By Michael Kifer (auth.), Paolo Frasconi, Francesca A. Lisi (eds.)
This ebook constitutes the completely refereed post-proceedings of the twentieth foreign convention on Inductive good judgment Programming, ILP 2010, held in Florence, Italy in June 2010. The eleven revised complete papers and 15 revised brief papers provided including abstracts of 3 invited talks have been conscientiously reviewed and chosen in the course of rounds of refereeing and revision. All present concerns in inductive good judgment programming, i.e. in common sense programming for laptop studying are addressed, specifically statistical studying and different probabilistic methods to computer studying are reflected.
Read Online or Download Inductive Logic Programming: 20th International Conference, ILP 2010, Florence, Italy, June 27-30, 2010. Revised Papers PDF
Similar logic books
Statistical Estimation of Epidemiological Risk provides insurance of an important epidemiological indices, and contains contemporary advancements within the field. A useful reference resource for biostatisticians and epidemiologists operating in ailment prevention, because the chapters are self-contained and have quite a few genuine examples.
This paintings introduces the topic of formal good judgment when it comes to a approach that's "like syllogistic logic". Its process, like outdated, conventional syllogistic, is a "term logic". The authors' model of good judgment ("term-function logic", TFL) stocks with Aristotle's syllogistic the perception that the logical kinds of statements which are all in favour of inferences as premises or conclusions could be construed because the results of connecting pairs of phrases via a logical copula (functor).
- Verilog HDL Synthesis A Practical Primer
- Vagueness in Context
- Perspectives in Mathematics
- Logic Design. A Review Of Theory And Practice
- A Transfinite Type Theory with Type Variables
Extra resources for Inductive Logic Programming: 20th International Conference, ILP 2010, Florence, Italy, June 27-30, 2010. Revised Papers
While LPADs can be converted to ProbLog programs , the result of the conversion may contain non ground probabilistic facts so ProbLog’s Monte Carlo algorithm may not always be used. Our Monte Carlo algorithm for LPADs uses a meta-interpreter that keeps a partial explanation containing atomic choices for the disjunctive clauses sampled up to that point. The meta-interpreter is realized by Function solve in Algorithm 1 and returns 1 if the list of atoms of the goal is derivable in the sample and 0 otherwise.

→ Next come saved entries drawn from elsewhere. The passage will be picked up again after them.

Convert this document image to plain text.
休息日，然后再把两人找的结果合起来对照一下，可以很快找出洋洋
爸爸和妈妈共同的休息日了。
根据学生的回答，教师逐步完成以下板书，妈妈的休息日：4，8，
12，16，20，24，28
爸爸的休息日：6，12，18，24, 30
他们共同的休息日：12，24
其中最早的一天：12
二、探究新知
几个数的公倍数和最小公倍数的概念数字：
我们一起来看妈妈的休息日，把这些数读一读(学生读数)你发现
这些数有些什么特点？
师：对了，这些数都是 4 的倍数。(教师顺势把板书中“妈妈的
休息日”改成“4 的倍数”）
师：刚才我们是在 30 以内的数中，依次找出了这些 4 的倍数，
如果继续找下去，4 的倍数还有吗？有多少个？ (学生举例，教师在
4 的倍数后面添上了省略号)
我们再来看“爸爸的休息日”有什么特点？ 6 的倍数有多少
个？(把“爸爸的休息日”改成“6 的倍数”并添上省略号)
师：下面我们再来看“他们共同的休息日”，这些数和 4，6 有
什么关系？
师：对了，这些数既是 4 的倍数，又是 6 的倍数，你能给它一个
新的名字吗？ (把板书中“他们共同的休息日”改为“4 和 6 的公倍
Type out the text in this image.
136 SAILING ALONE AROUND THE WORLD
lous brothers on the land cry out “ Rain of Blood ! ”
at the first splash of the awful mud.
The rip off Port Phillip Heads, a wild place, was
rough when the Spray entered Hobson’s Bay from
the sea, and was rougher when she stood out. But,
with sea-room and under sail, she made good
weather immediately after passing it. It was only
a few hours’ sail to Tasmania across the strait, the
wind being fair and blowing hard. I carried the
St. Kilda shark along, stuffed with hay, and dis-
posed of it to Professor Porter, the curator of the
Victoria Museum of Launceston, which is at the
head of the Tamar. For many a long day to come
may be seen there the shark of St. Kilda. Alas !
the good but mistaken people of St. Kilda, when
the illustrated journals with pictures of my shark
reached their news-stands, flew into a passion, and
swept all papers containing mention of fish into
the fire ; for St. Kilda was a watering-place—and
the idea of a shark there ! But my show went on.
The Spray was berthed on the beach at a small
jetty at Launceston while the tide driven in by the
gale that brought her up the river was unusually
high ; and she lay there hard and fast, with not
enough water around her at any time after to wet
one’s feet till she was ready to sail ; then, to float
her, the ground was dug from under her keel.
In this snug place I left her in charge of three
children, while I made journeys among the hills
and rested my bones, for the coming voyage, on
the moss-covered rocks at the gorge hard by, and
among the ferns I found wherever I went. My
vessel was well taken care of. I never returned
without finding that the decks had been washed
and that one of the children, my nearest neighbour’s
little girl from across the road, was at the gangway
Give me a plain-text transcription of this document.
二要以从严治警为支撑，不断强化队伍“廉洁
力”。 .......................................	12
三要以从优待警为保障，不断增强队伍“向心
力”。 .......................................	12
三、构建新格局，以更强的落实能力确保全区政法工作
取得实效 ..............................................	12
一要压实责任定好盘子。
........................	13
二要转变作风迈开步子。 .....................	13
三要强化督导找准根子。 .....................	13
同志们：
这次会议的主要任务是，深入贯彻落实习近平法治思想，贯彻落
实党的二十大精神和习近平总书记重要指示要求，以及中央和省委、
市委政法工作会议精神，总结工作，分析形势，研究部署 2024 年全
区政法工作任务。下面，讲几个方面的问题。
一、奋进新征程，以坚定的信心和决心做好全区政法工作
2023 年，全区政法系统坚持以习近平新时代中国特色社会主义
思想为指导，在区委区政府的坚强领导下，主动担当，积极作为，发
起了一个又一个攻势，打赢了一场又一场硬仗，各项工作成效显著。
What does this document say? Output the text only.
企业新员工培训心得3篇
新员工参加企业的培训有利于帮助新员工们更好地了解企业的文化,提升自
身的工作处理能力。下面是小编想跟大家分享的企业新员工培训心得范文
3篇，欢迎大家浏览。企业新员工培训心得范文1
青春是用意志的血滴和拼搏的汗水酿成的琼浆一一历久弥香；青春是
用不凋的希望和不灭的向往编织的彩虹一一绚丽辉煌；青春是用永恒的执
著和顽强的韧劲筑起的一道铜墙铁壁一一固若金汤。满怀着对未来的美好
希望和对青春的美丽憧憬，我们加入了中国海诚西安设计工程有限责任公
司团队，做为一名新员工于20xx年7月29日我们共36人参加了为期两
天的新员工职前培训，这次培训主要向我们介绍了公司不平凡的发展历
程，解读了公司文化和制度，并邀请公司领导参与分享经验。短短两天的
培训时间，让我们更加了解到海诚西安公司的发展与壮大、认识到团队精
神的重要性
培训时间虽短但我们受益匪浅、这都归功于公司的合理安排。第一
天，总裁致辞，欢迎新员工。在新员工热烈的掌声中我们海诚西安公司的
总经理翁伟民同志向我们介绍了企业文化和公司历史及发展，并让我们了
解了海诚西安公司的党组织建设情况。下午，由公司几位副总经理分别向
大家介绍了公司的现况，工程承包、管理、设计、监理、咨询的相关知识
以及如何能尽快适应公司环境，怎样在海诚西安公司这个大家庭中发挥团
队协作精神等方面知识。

Machine Learning, an Artiﬁcial Intelligence Approach, vol. 1, pp. 41–81 (1983) 6. : Selective reformulation of examples in concept learning. In: Proc. of ICML 1994, pp. 352–360 (1994) 7. : Are substitutions the better examples? Learning complete sets of clauses with Frog. In: Proc. of ILP 1995, pp. 453–474 (1995) 8. : Quantitative pharmacophore models with inductive logic programming. Machine Learning 64(1-3), 65–90 (2006) 9. : An integrated approach to feature invention and model construction for drug activity prediction.
The algorithm is guaranteed to terminate because the same head will be eventually sampled for each couple of identical groundings of a clause. Also note that the sampling distribution is not aﬀected since inconsistency arises independently of the success or failure of a query. In Algorithm 2, consistent(Explan) returns true if Explan is consistent while sample(C) samples a head index for clause C. solve is called repeatedly to obtain the samples of truth values for the goal. The fraction of true values is an estimation of the probability of the query of interest.